Whenever he'd finish an odd-job around the house, my grandad regularly used to say, "Neat but not gaudy, as the monkey said when it painted the piano green."* When I was a child, I had not the faintest idea what the bloody hell he was on about. 

Thirty five years later, I understand that he was making perfect sense all along...


*Other sources offer a slightly different usage of the phrase, amounting to the same thing. And yes, I know that's an ape, not a monkey. So sue me!

Monday, 11 August 2014

Calling a spade a @£$!% spade!


A few posts back, I called out Forrester Research for propagating a technology-centric approach to Master Data Management (MDM). Today, it's Gartner's turn to be on the receiving end of my irascibility.

This video segment titled "Information Governance, buy now or pay later", was posted to BitPipe.com by storage vendor CommVault, and features commentary by Gartner analyst Alan Dayley, who starts out by broadly describing his view of what "Information Governance" is. (I might quibble with small elements of what he says, but I'll let that go). However, he then immediately goes on to describe the issues and rationale for better and more disciplined data storage.

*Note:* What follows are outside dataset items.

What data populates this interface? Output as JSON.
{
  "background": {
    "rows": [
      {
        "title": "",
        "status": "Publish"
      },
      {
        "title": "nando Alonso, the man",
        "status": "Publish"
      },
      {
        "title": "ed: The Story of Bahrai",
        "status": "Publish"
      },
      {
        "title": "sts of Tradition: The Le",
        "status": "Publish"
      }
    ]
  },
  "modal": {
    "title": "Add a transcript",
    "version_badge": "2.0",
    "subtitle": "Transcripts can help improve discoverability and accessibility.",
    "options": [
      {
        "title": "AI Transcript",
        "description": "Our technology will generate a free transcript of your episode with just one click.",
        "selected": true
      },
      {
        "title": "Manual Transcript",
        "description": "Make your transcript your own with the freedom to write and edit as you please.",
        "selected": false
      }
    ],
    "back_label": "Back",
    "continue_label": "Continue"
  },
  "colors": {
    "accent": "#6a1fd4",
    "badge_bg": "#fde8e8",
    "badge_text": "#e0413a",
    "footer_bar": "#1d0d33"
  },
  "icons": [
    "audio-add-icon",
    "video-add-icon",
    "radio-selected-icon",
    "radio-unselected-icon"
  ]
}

Now it's bad enough that as an industry, we're guilty of having multiple terminologies for the same thing. This leads to confusion at best, obfuscation at worst. It's the Information Management equivalent of struggling about whether to to call something a spade or a shovel. And it's even worse that we see vendor companies actively inventing (ugly) new language to try and give the impression that what they're doing is fresh, innovative and exciting. (I'm accusing both product vendors and systems integrator/consulting services business here!) Whereas more often that not, they're just re-badging existing ideas to fit with the latest round of Bullshit Bingo hype. "Manually operated excavation device", anyone?

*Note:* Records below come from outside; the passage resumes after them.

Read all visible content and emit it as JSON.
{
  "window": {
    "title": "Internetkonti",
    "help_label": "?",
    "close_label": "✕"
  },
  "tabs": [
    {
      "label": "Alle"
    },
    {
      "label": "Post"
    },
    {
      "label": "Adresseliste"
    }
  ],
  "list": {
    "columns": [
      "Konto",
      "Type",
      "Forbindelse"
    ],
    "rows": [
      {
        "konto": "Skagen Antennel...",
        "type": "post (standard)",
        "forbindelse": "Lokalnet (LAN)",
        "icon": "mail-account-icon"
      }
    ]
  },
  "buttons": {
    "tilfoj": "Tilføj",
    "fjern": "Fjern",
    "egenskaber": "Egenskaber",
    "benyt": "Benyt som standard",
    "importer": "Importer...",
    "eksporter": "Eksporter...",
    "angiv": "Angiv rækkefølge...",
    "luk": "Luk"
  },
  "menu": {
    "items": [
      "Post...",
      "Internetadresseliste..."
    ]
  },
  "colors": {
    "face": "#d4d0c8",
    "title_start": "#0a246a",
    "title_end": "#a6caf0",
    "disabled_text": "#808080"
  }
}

It's this sort of thing that's given us Decision Support System (DSS), Management Information System (MIS), Business Performance Measurement (BPM), Business Performance Management (BPM), Business Intelligence (BI), Operational Intelligence (OI), Online Analytical Processing (OLAP), Business Optimisation and Analytics (BOA), "Big Data" etc. All, effectively, describing the same damned thing.

But to my mind, what is going on in this Gartner/CommVault commentary is something even more pernicious and potentially disingenuous. This is a classic example of "bait and switch" language use that is all too prevalent within our industry;  the new, exciting capability (in this case "Information Governance") becomes a bandwagon used to to re-badge products from a completely different domain (such as CommVault's backup & storage tools). 

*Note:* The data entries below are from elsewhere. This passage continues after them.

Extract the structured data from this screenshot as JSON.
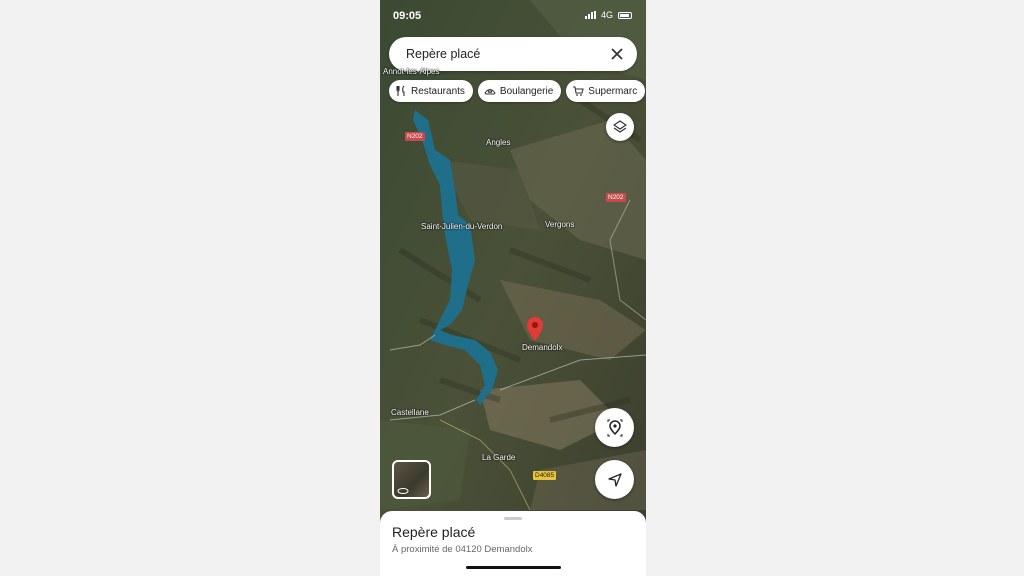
{
  "status": {
    "time": "09:05",
    "network": "4G"
  },
  "search": {
    "value": "Repère placé"
  },
  "chips": [
    {
      "label": "Restaurants",
      "icon": "fork-knife-icon"
    },
    {
      "label": "Boulangerie",
      "icon": "bread-icon"
    },
    {
      "label": "Supermarc",
      "icon": "cart-icon"
    }
  ],
  "map": {
    "place_labels": {
      "annot": "Annot-les-Alpes",
      "angles": "Angles",
      "saint_julien": "Saint-Julien-du-Verdon",
      "vergons": "Vergons",
      "demandolx": "Demandolx",
      "castellane": "Castellane",
      "la_garde": "La Garde"
    },
    "road_badges": {
      "n202_top": "N202",
      "n202_right": "N202",
      "d4085": "D4085"
    }
  },
  "sheet": {
    "title": "Repère placé",
    "subtitle": "À proximité de 04120 Demandolx"
  },
  "colors": {
    "marker": "#e53935",
    "lake": "#1f6f8b"
  }
}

Gartner/CommVault have started out describing a spade/shovel, and then gone on to try and sell you a skip.


If the segment had been called "Data Storage Management, buy now or pay later," then I wouldn't have an issue (although data storage isn't at all exciting or vibrant, is it?!) And in any event, I can see why a product vendor like CommVault might want to do this - buyer beware, says I. 





But for a Gartner analyst to not only buy into, but propagate such muddle-headed thinking just isn't good enough in my view. We all look to the "Big-A" Analyst and Market Research firms like Garter, Forrester and IDC to provide guidance which clarifies and helps navigate this mess, not add to it. (I'm being generous and allowing that this is merely poor form, rather than something altogether more clandestine...) That requires more rigour, more care, more thought. Fast-and-loose with language doesn't do anyone any favours and vendors, integrators, IT departments and end-users all end up losing out.


So, until such time as we finally get our data/information stable cleaned up and all the sh*t shovelled into neat piles, it's up to those of us who have the temerity to define our terms before proceeding to try to hold the line, continue to raise awareness, and hold the industry at large to account. 


It's an uphill task, I have no doubt!